SBR007 mulai dilelang pada hari ini, Kamis, 11 Juli 2019 sejak pukul 09.00 WIB. Sedangkan, penutupan lelang akan dilakukan pada 25 Juli 2019 pada pukul 10.00 WIB. Tanggal penetapan hasil penjualan akan dilakukan pada 29 Juli 2019, tanggal settlement pada 31 Juli 2019, dan tanggal jatuh tempo pada 10 Juli 2021.

"Yang membedakan dengan instrumen lain, SBR007 itu cara pemerintah untuk membiayai APBN. Jadi satu, ini diterbitkan pemerintah, insya Allah aman enggak pernah kita default, enggak ada tunggak pembayaran," kata Direktur Jenderal Pengelolaan Pembiayaan dan Risiko Kemenkeu, Luky Alfirman, Jakarta, Kamis 11 Juli 2019.

Bagi masyarakat yang berminat untuk membeli instrumen tersebut, minimum pemesanan yang dipatok Kementerian Keuangan sebesar Rp1 juta dan maksimal pemesanan sebesar Rp3 miliar. 
Jenis kupon mengambang dengan tingkat kupon minimal mengacu pada suku bunga BI 7-Day Reverse Repo Rate.

Tingkat Kupon untuk periode 3 bulan pertama, yakni 31 Juli 2019 sampai dengan tanggal 10 Oktober 2019 adalah sebesar 7,50 persen, berasal dari suku bunga acuan yang berlaku pada saat penetapan kupon yaitu sebesar 6,00 persen ditambah spread tetap 1,50 persen.

Tingkat Kupon berikutnya akan disesuaikan setiap tiga bulan pada tanggal penyesuaian kupon sampai dengan jatuh tempo. Untuk pembayaran kupon ditetapkan tanggal 10 setiap bulan dengan pembayaran kupon pertama kali pada 10 September 2019.

"Tiap bulan dibayarkan kuponnya. Ratenya sifatnya fix karena sifatnya tadi floating with floor artinya ada minimalnya yang tadi 7,5 persen. Kita punya suku bunga acuan BI rate, kalau BI Rate naik otomatis kita ikut naik per 3 bulan sekali.
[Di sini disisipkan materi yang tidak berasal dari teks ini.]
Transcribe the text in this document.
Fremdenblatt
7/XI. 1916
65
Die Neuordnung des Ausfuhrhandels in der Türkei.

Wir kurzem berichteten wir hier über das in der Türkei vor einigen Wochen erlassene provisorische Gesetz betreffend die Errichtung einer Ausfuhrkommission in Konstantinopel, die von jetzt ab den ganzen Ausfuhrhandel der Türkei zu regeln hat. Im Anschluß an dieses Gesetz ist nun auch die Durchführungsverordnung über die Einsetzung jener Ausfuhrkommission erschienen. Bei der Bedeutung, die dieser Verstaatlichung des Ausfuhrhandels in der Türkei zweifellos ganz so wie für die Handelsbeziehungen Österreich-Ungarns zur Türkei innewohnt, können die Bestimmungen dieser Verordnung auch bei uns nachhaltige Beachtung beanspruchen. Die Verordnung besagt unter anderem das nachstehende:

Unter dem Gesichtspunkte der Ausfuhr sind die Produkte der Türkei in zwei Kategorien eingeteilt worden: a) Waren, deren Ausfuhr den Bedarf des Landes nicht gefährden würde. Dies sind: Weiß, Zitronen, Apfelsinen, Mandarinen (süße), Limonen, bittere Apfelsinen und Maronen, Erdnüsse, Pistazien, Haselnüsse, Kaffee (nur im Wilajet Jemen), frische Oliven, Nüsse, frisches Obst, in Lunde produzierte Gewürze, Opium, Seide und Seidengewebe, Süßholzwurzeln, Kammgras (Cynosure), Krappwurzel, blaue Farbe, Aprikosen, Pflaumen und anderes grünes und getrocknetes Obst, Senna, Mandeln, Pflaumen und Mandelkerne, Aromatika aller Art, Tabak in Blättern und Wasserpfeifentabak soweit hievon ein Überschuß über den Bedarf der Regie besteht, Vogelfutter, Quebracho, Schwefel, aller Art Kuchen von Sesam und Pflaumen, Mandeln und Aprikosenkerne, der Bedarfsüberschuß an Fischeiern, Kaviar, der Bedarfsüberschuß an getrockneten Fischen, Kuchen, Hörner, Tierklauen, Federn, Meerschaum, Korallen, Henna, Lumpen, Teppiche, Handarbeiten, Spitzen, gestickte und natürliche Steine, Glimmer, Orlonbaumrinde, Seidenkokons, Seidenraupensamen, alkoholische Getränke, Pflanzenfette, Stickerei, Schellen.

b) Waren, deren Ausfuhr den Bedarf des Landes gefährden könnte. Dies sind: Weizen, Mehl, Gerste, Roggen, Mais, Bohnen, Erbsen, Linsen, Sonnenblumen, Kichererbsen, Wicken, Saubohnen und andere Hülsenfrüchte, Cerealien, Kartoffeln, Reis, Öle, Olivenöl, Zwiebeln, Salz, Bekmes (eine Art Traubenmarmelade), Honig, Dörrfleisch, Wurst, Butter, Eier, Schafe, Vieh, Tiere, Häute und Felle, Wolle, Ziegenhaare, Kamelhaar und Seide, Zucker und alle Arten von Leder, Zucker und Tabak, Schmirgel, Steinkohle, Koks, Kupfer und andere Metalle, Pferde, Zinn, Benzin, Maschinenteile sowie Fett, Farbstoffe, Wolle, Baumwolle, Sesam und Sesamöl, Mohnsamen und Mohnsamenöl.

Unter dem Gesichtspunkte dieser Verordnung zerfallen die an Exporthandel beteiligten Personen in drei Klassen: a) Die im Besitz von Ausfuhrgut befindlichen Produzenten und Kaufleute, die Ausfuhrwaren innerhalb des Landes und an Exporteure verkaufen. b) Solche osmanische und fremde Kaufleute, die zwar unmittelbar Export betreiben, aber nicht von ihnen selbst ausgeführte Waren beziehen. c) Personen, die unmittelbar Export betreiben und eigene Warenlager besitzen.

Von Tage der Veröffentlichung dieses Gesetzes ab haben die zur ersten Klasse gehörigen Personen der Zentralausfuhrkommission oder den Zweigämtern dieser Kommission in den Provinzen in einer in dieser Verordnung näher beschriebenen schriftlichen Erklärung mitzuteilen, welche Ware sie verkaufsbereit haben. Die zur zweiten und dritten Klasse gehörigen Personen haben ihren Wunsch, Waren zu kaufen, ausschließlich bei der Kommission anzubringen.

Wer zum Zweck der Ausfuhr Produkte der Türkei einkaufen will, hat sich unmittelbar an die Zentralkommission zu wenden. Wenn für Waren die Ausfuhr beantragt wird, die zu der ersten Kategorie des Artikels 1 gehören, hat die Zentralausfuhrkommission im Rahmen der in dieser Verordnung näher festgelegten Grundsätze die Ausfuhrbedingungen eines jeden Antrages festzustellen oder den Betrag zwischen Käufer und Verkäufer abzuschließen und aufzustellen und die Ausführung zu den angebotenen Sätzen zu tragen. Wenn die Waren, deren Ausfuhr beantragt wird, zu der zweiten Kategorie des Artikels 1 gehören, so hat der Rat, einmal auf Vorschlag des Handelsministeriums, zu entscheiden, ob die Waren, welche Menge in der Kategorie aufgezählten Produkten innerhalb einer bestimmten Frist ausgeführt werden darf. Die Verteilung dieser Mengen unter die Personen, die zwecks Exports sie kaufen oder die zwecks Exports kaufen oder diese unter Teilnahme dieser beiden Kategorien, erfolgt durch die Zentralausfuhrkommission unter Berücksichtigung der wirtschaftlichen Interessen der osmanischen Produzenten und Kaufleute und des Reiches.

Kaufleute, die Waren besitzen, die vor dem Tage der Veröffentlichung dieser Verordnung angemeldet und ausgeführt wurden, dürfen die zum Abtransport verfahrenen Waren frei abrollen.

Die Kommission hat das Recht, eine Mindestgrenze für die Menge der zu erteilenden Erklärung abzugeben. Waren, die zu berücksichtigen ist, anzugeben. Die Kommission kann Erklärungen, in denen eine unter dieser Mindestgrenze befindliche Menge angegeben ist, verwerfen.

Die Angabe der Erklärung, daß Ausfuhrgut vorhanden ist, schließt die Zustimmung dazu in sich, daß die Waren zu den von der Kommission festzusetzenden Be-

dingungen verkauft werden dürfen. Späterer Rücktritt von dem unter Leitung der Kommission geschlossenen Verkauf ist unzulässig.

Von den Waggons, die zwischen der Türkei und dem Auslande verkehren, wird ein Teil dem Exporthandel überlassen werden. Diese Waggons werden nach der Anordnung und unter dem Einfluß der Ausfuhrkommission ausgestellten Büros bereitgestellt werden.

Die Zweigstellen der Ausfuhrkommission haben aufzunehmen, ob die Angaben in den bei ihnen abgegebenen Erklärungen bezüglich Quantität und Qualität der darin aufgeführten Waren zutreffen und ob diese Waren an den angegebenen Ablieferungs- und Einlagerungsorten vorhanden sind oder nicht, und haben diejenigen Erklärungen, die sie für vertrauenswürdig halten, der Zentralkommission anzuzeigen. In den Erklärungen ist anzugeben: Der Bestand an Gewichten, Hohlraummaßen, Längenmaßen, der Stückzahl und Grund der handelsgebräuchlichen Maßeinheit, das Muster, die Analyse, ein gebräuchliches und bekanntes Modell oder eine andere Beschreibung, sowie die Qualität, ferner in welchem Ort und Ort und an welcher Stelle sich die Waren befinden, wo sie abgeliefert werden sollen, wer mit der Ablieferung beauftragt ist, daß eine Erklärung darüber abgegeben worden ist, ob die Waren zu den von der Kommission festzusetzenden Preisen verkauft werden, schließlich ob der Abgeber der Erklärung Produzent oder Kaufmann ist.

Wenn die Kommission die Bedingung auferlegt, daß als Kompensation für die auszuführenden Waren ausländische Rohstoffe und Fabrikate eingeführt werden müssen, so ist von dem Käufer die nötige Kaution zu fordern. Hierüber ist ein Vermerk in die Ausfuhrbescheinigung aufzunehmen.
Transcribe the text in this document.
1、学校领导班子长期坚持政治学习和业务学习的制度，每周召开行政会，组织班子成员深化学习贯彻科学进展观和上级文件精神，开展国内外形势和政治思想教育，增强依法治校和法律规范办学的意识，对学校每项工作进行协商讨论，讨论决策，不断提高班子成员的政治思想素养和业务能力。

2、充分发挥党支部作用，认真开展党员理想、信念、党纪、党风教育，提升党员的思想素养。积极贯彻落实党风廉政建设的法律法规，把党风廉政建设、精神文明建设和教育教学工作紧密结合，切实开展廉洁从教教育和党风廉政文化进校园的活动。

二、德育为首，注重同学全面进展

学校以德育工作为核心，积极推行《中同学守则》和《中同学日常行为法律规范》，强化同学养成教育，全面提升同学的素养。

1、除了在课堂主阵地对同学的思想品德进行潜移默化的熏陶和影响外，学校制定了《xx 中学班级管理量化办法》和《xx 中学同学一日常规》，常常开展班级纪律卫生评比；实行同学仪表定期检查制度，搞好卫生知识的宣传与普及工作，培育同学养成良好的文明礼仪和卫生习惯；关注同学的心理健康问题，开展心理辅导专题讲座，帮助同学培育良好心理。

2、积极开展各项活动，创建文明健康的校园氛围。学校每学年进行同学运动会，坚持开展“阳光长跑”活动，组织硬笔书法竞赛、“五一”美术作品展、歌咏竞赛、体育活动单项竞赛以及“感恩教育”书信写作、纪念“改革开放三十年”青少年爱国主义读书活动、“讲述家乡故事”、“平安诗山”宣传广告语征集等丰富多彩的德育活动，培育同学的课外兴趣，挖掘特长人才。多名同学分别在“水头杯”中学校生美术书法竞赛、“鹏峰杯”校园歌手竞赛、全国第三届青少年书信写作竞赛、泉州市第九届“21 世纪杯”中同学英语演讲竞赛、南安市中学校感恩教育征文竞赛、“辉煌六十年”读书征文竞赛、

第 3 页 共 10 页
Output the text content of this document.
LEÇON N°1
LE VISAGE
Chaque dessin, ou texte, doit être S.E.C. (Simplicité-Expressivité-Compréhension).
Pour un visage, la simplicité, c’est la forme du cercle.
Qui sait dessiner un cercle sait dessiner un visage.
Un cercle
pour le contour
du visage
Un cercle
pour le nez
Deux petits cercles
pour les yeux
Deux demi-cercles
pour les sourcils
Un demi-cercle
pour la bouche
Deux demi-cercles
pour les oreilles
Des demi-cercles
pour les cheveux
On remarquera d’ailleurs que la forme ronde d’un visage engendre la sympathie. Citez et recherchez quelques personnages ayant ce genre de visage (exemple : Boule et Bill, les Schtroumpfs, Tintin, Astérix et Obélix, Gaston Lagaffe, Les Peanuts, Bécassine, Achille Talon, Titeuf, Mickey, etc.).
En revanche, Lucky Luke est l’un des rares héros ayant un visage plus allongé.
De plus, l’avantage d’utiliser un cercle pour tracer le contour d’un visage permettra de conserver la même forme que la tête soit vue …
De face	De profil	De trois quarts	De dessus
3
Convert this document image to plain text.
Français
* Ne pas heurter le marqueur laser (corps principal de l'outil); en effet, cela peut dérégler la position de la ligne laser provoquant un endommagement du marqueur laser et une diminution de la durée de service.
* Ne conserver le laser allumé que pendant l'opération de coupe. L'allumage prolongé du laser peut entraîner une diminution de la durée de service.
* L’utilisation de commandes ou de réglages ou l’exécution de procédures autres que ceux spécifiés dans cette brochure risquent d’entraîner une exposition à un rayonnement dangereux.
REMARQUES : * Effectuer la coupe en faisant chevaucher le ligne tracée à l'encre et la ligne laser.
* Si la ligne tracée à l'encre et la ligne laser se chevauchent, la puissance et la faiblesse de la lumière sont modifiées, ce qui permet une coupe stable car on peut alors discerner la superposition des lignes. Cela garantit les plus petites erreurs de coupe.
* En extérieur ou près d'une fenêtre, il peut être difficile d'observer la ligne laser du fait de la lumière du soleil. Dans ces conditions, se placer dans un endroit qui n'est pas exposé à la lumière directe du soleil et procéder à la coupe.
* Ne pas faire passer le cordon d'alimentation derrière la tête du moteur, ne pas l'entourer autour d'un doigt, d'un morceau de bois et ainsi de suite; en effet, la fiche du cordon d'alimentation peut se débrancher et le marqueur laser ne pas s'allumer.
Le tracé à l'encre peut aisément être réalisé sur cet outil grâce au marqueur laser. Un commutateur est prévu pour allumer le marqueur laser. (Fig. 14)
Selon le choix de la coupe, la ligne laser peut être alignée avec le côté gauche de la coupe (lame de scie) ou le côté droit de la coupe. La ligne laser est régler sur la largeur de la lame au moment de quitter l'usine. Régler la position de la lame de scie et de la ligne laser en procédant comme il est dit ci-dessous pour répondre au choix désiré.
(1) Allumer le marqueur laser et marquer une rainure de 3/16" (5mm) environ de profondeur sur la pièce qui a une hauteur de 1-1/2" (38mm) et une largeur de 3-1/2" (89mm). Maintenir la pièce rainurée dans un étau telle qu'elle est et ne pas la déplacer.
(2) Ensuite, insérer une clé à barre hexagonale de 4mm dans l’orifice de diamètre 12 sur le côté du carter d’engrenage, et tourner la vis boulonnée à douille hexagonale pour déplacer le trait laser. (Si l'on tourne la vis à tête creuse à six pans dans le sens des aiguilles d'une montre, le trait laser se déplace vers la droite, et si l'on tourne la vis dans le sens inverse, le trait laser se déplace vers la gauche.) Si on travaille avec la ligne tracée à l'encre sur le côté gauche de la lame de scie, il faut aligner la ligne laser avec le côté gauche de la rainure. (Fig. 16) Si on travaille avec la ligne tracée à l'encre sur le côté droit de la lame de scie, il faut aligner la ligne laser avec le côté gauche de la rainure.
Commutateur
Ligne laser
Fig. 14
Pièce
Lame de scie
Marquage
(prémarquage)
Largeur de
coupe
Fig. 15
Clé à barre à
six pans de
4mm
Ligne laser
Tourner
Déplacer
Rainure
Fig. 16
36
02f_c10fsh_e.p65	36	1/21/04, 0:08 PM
Kalau BI rate turun ada floor tadi yang 7,5 persen," tutur dia.

Proses pemesanan pembelian SBR007 secara online disampaikan melalui sistem elektronik yang disediakan 20 Mitra Distribusi yang memiliki interface dengan sistem e-SBN. Yakni, perusahaan Financial Technology Peer-to-Peer Lending PT Investree Radhika Jaya atau Investree dan PT Mitrausaha Indonesia Grup atau Modalku.

Kemudian, Perusahaan Efek dan Perusahaan Efek Khusus seperti PT. Trimegah Sekuritas Indonesia Tbk, PT. Bareksa Portal Investasi, PT. Danareksa Sekuritas, PT. Star Mercato Capitale atau Tanamduit, PT Bahana Sekuritas, dan PT. Nusantara Sejahtera Investama (Invisee)

Serta 12 Bank Umum, yaitu PT. Bank Central Asia, PT Bank Maybank Indonesia, PT. Bank Mandiri, PT Bank CIMB Niaga, PT. Bank Negara Indonesia, PT Bank OCBC NISP, PT. Bank Permata, PT Bank Panin, PT Bank Rakyat Indonesia, PT Bank DBS Indonesia, PT Bank Tabungan Negara, dan PT Bank HSBC Indonesia.